Auckland councillor Richard Hills (Photo: Ryan Anderson/Stuff)

A left-leaning Councillor expressing admiration for an erstwhile political opponent, due to a speech which seemed designed to be read as reflective and conciliatory, at a time when the country was still picking itself up from a crushing storm amidst the associated bout of unity which often follows such events. The speech seemed to ask for that kind of magnanimous response – “an interesting ride”, Hooton euphemistically calls his alcoholic and pre-ADHD diagnosis life. It  also could be read as asking for a wider application of the possibility of redemption in its admiration for the “person who can make amends”.

The response to Hills’ tweet was so vitriolic that he appears to have locked his account in response (he has not responded to a request for comment by The Spinoff’s deadline). “Good bloke-ism”, “The whole speech was smug”, “absolutely abhorrent”, “a state school should not be offering a free speaking spot to a person like Hooton” typified the responses to Hills’ tweet. It escalated from there, and by the day’s end, “Matthew Hooton” was no longer trending – but “Richard Hills” was.

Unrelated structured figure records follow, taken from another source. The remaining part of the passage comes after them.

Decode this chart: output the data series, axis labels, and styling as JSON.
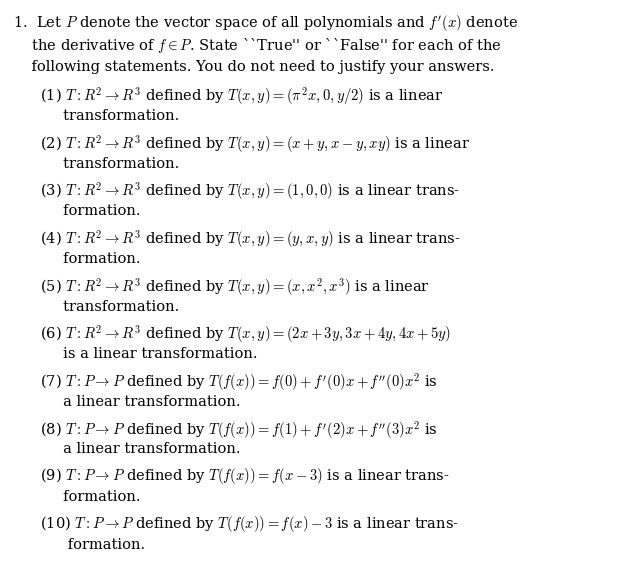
{
  "background_color": "#ffffff",
  "text_color": "#000000",
  "figsize": [
    6.23,
    5.85
  ],
  "dpi": 100,
  "header": "1.\\hspace{2pt} Let $P$ denote the vector space of all polynomials and $f'(x)$ denote the derivative of $f \\in P$. State ``True'' or ``False'' for each of the following statements. You do not need to justify your answers.",
  "items": [
    "(1)\\hspace{4pt} $T : R^2 \\rightarrow R^3$ defined by $T(x, y) = (\\pi^2 x, 0, y/2)$ is a linear transformation.",
    "(2)\\hspace{4pt} $T : R^2 \\rightarrow R^3$ defined by $T(x, y) = (x+y, x-y, xy)$ is a linear transformation.",
    "(3)\\hspace{4pt} $T : R^2 \\rightarrow R^3$ defined by $T(x, y) = (1, 0, 0)$ is a linear transformation.",
    "(4)\\hspace{4pt} $T : R^2 \\rightarrow R^3$ defined by $T(x, y) = (y, x, y)$ is a linear transformation.",
    "(5)\\hspace{4pt} $T : R^2 \\rightarrow R^3$ defined by $T(x, y) = (x, x^2, x^3)$ is a linear transformation.",
    "(6)\\hspace{4pt} $T : R^2 \\rightarrow R^3$ defined by $T(x, y) = (2x+3y, 3x+4y, 4x+5y)$ is a linear transformation.",
    "(7)\\hspace{4pt} $T : P \\rightarrow P$ defined by $T(f(x)) = f(0) + f'(0)x + f''(0)x^2$ is a linear transformation.",
    "(8)\\hspace{4pt} $T : P \\rightarrow P$ defined by $T(f(x)) = f(1) + f'(2)x + f''(3)x^2$ is a linear transformation.",
    "(9)\\hspace{4pt} $T : P \\rightarrow P$ defined by $T(f(x)) = f(x-3)$ is a linear transformation.",
    "(10) $T : P \\rightarrow P$ defined by $T(f(x)) = f(x) - 3$ is a linear transformation."
  ]
}
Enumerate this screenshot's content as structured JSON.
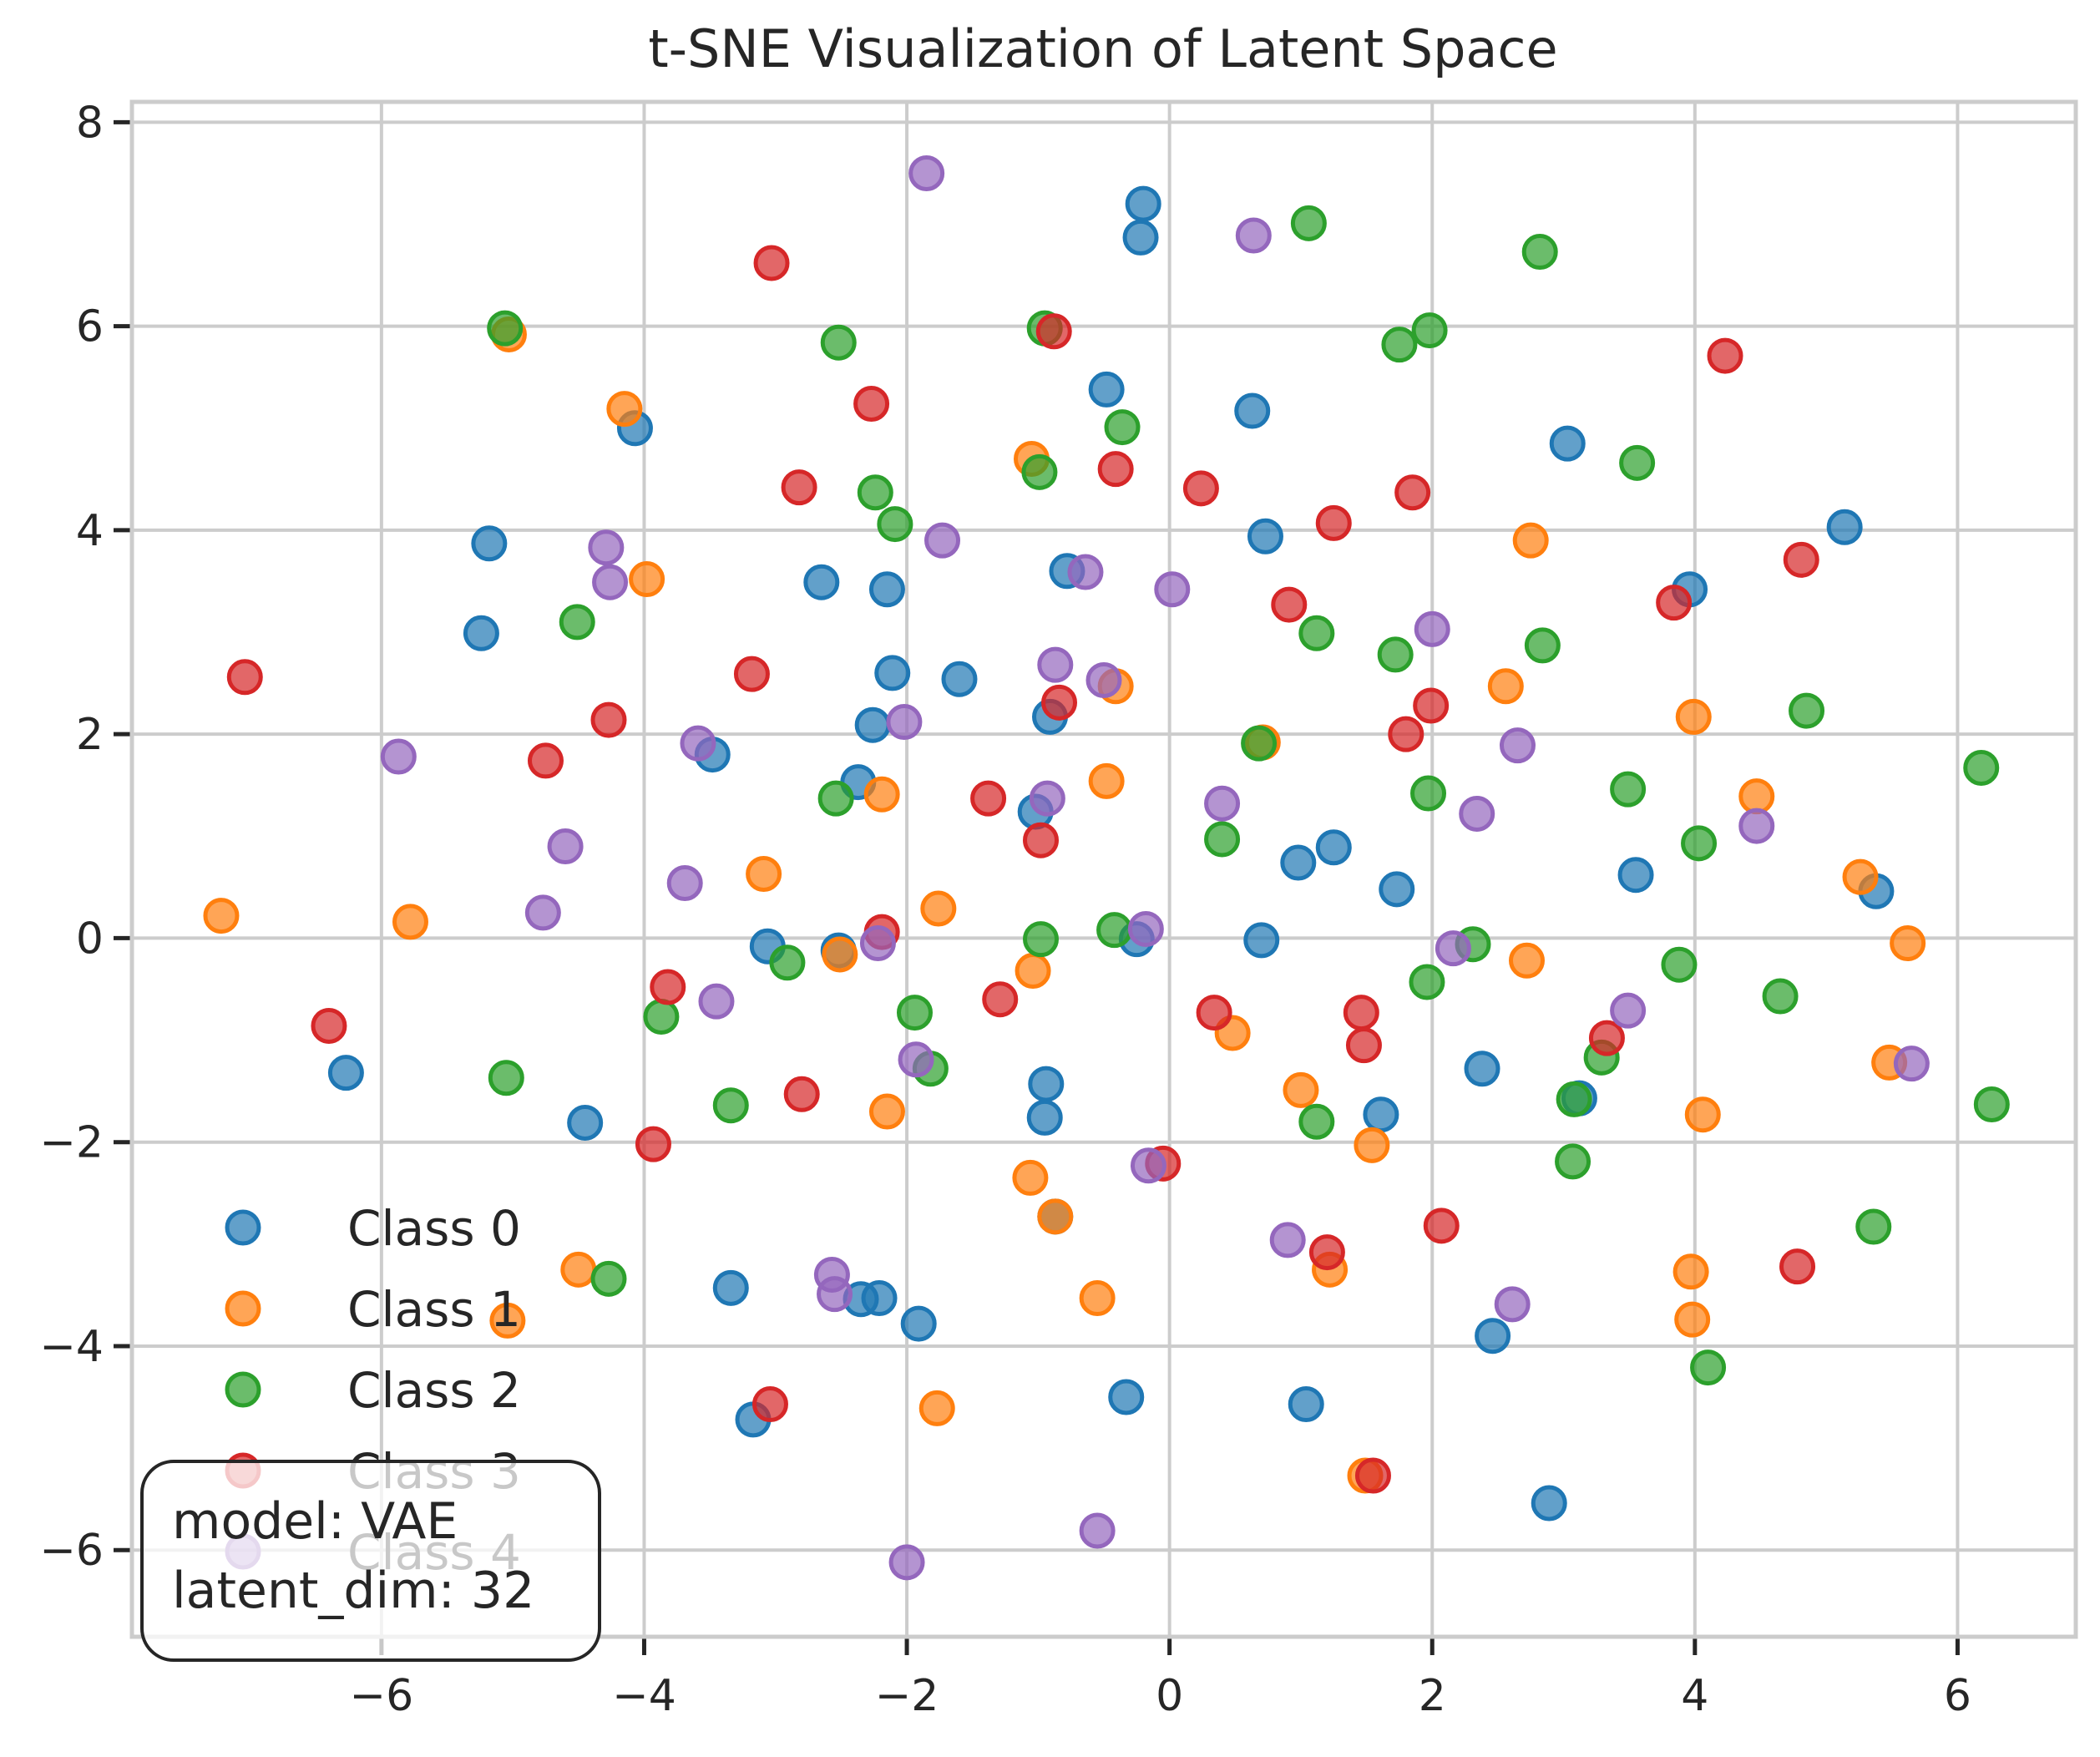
{
  "chart_data": {
    "type": "scatter",
    "title": "t-SNE Visualization of Latent Space",
    "xlabel": "",
    "ylabel": "",
    "xlim": [
      -7.9,
      6.9
    ],
    "ylim": [
      -6.85,
      8.2
    ],
    "xticks": [
      -6,
      -4,
      -2,
      0,
      2,
      4,
      6
    ],
    "yticks": [
      -6,
      -4,
      -2,
      0,
      2,
      4,
      6,
      8
    ],
    "xtick_labels": [
      "−6",
      "−4",
      "−2",
      "0",
      "2",
      "4",
      "6"
    ],
    "ytick_labels": [
      "−6",
      "−4",
      "−2",
      "0",
      "2",
      "4",
      "6",
      "8"
    ],
    "grid": true,
    "legend_placement": "lower-left",
    "annotation": {
      "line1": "model: VAE",
      "line2": "latent_dim: 32"
    },
    "series": [
      {
        "name": "Class 0",
        "color": "#1f77b4",
        "points": [
          [
            -0.2,
            7.2
          ],
          [
            -0.22,
            6.87
          ],
          [
            -0.48,
            5.38
          ],
          [
            0.63,
            5.17
          ],
          [
            -4.07,
            5.0
          ],
          [
            3.03,
            4.85
          ],
          [
            5.14,
            4.03
          ],
          [
            -5.18,
            3.87
          ],
          [
            0.73,
            3.94
          ],
          [
            -0.78,
            3.6
          ],
          [
            3.96,
            3.42
          ],
          [
            -2.65,
            3.49
          ],
          [
            -2.15,
            3.42
          ],
          [
            -5.24,
            2.99
          ],
          [
            -2.11,
            2.6
          ],
          [
            -1.6,
            2.54
          ],
          [
            -0.91,
            2.17
          ],
          [
            -2.26,
            2.09
          ],
          [
            -3.48,
            1.8
          ],
          [
            -2.37,
            1.53
          ],
          [
            -1.02,
            1.24
          ],
          [
            0.98,
            0.74
          ],
          [
            1.25,
            0.89
          ],
          [
            1.73,
            0.48
          ],
          [
            3.55,
            0.62
          ],
          [
            5.38,
            0.46
          ],
          [
            -3.06,
            -0.08
          ],
          [
            -2.52,
            -0.12
          ],
          [
            -0.25,
            -0.01
          ],
          [
            0.7,
            -0.02
          ],
          [
            -6.27,
            -1.32
          ],
          [
            -0.94,
            -1.43
          ],
          [
            -0.95,
            -1.76
          ],
          [
            2.38,
            -1.28
          ],
          [
            3.12,
            -1.57
          ],
          [
            1.61,
            -1.73
          ],
          [
            -4.45,
            -1.81
          ],
          [
            -0.87,
            -2.73
          ],
          [
            -3.34,
            -3.43
          ],
          [
            -2.35,
            -3.54
          ],
          [
            -2.21,
            -3.53
          ],
          [
            -1.91,
            -3.78
          ],
          [
            2.46,
            -3.9
          ],
          [
            -0.33,
            -4.5
          ],
          [
            1.04,
            -4.57
          ],
          [
            -3.17,
            -4.72
          ],
          [
            2.89,
            -5.54
          ]
        ]
      },
      {
        "name": "Class 1",
        "color": "#ff7f0e",
        "points": [
          [
            -5.03,
            5.92
          ],
          [
            -4.15,
            5.19
          ],
          [
            -1.05,
            4.7
          ],
          [
            2.75,
            3.9
          ],
          [
            -3.98,
            3.52
          ],
          [
            -0.41,
            2.47
          ],
          [
            2.56,
            2.47
          ],
          [
            3.99,
            2.17
          ],
          [
            0.71,
            1.92
          ],
          [
            -0.48,
            1.54
          ],
          [
            -2.19,
            1.41
          ],
          [
            4.47,
            1.39
          ],
          [
            -3.09,
            0.63
          ],
          [
            -7.22,
            0.22
          ],
          [
            -5.78,
            0.16
          ],
          [
            -1.76,
            0.29
          ],
          [
            5.26,
            0.6
          ],
          [
            -2.51,
            -0.16
          ],
          [
            -1.04,
            -0.32
          ],
          [
            2.72,
            -0.22
          ],
          [
            5.62,
            -0.05
          ],
          [
            0.48,
            -0.93
          ],
          [
            5.48,
            -1.22
          ],
          [
            1.0,
            -1.49
          ],
          [
            -2.15,
            -1.7
          ],
          [
            4.06,
            -1.73
          ],
          [
            1.54,
            -2.03
          ],
          [
            -1.06,
            -2.35
          ],
          [
            -0.87,
            -2.73
          ],
          [
            -4.5,
            -3.25
          ],
          [
            1.22,
            -3.25
          ],
          [
            3.97,
            -3.27
          ],
          [
            -0.55,
            -3.53
          ],
          [
            -5.04,
            -3.75
          ],
          [
            3.98,
            -3.74
          ],
          [
            -1.77,
            -4.61
          ],
          [
            1.49,
            -5.27
          ]
        ]
      },
      {
        "name": "Class 2",
        "color": "#2ca02c",
        "points": [
          [
            1.06,
            7.01
          ],
          [
            2.82,
            6.73
          ],
          [
            -5.06,
            5.98
          ],
          [
            -0.95,
            5.98
          ],
          [
            1.98,
            5.96
          ],
          [
            -2.52,
            5.84
          ],
          [
            1.75,
            5.82
          ],
          [
            -0.36,
            5.01
          ],
          [
            3.56,
            4.66
          ],
          [
            -0.99,
            4.57
          ],
          [
            -2.24,
            4.37
          ],
          [
            -2.09,
            4.06
          ],
          [
            -4.51,
            3.1
          ],
          [
            1.12,
            2.99
          ],
          [
            2.84,
            2.87
          ],
          [
            1.72,
            2.78
          ],
          [
            4.85,
            2.23
          ],
          [
            0.68,
            1.91
          ],
          [
            6.18,
            1.67
          ],
          [
            3.49,
            1.46
          ],
          [
            1.97,
            1.42
          ],
          [
            -2.54,
            1.37
          ],
          [
            0.4,
            0.97
          ],
          [
            4.03,
            0.93
          ],
          [
            -0.98,
            -0.01
          ],
          [
            -0.42,
            0.08
          ],
          [
            2.31,
            -0.06
          ],
          [
            -2.91,
            -0.24
          ],
          [
            3.88,
            -0.26
          ],
          [
            1.96,
            -0.43
          ],
          [
            4.65,
            -0.57
          ],
          [
            -1.94,
            -0.73
          ],
          [
            -3.87,
            -0.77
          ],
          [
            -1.82,
            -1.28
          ],
          [
            3.29,
            -1.17
          ],
          [
            -5.05,
            -1.37
          ],
          [
            3.08,
            -1.58
          ],
          [
            -3.34,
            -1.64
          ],
          [
            6.26,
            -1.63
          ],
          [
            1.12,
            -1.8
          ],
          [
            3.07,
            -2.19
          ],
          [
            5.36,
            -2.83
          ],
          [
            -4.27,
            -3.34
          ],
          [
            4.1,
            -4.21
          ]
        ]
      },
      {
        "name": "Class 3",
        "color": "#d62728",
        "points": [
          [
            -3.03,
            6.62
          ],
          [
            -0.88,
            5.95
          ],
          [
            4.23,
            5.71
          ],
          [
            -2.27,
            5.24
          ],
          [
            -2.82,
            4.42
          ],
          [
            -0.41,
            4.6
          ],
          [
            0.24,
            4.41
          ],
          [
            1.85,
            4.37
          ],
          [
            1.25,
            4.07
          ],
          [
            4.81,
            3.71
          ],
          [
            3.84,
            3.29
          ],
          [
            0.91,
            3.27
          ],
          [
            -7.04,
            2.56
          ],
          [
            -3.18,
            2.59
          ],
          [
            -0.84,
            2.31
          ],
          [
            1.99,
            2.28
          ],
          [
            -4.27,
            2.14
          ],
          [
            1.8,
            2.0
          ],
          [
            -4.75,
            1.74
          ],
          [
            -1.38,
            1.37
          ],
          [
            -0.98,
            0.96
          ],
          [
            -2.19,
            0.06
          ],
          [
            -6.4,
            -0.86
          ],
          [
            -3.82,
            -0.48
          ],
          [
            -1.29,
            -0.6
          ],
          [
            0.34,
            -0.73
          ],
          [
            1.46,
            -0.73
          ],
          [
            1.48,
            -1.05
          ],
          [
            3.33,
            -0.98
          ],
          [
            -2.8,
            -1.53
          ],
          [
            -3.93,
            -2.02
          ],
          [
            -0.05,
            -2.21
          ],
          [
            2.07,
            -2.82
          ],
          [
            1.2,
            -3.08
          ],
          [
            4.78,
            -3.22
          ],
          [
            -3.04,
            -4.57
          ],
          [
            1.55,
            -5.27
          ]
        ]
      },
      {
        "name": "Class 4",
        "color": "#9467bd",
        "points": [
          [
            -1.85,
            7.5
          ],
          [
            0.64,
            6.89
          ],
          [
            -4.29,
            3.83
          ],
          [
            -1.73,
            3.9
          ],
          [
            -4.26,
            3.49
          ],
          [
            -0.64,
            3.59
          ],
          [
            0.02,
            3.42
          ],
          [
            2.0,
            3.03
          ],
          [
            -0.87,
            2.68
          ],
          [
            -0.5,
            2.53
          ],
          [
            -2.02,
            2.12
          ],
          [
            -3.59,
            1.91
          ],
          [
            2.65,
            1.89
          ],
          [
            -5.87,
            1.78
          ],
          [
            -0.93,
            1.37
          ],
          [
            0.4,
            1.32
          ],
          [
            2.34,
            1.22
          ],
          [
            4.47,
            1.1
          ],
          [
            -4.6,
            0.9
          ],
          [
            -3.69,
            0.54
          ],
          [
            -4.77,
            0.25
          ],
          [
            -0.18,
            0.09
          ],
          [
            -2.22,
            -0.05
          ],
          [
            2.16,
            -0.1
          ],
          [
            -3.45,
            -0.62
          ],
          [
            3.49,
            -0.71
          ],
          [
            -1.93,
            -1.19
          ],
          [
            5.65,
            -1.23
          ],
          [
            -0.16,
            -2.23
          ],
          [
            0.9,
            -2.96
          ],
          [
            -2.57,
            -3.3
          ],
          [
            -2.55,
            -3.49
          ],
          [
            2.61,
            -3.59
          ],
          [
            -0.55,
            -5.81
          ],
          [
            -2.0,
            -6.12
          ]
        ]
      }
    ]
  }
}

On some level this was predictable, and the fury at Hooton understandable. It happened in a venue which had seen him at his most extreme, where those who loathe him understand him as inherently evil and dangerous. Some remain angry at Hooton’s association with mayor Wayne Brown, who has not made many friends since his election, particularly after the floods. But the speech read to many from across the political spectrum as admirable, even radical, given its venue and audience. While some would glance at Hooton’s record and refuse to ever take him at face value, he says in a note accompanying the speech “I meant every word”. A section of Twitter’s audience are within their rights to view him as hopelessly compromised; clearly hundreds of people from across politics believed him.

Richard Hills among them. For this sin he has been pilloried and, after weeks spent helping flood victims, been forced to wall off a platform which has been key to his social media engagement at a time of regional and national crisis. The gap between the sentiments of the speech itself and the furious response to one small gesture of support across the aisle seems to prove one of Hooton’s most stinging lines: that when being woke comes to “mean being haughty about your virtues, then that does become a vice.”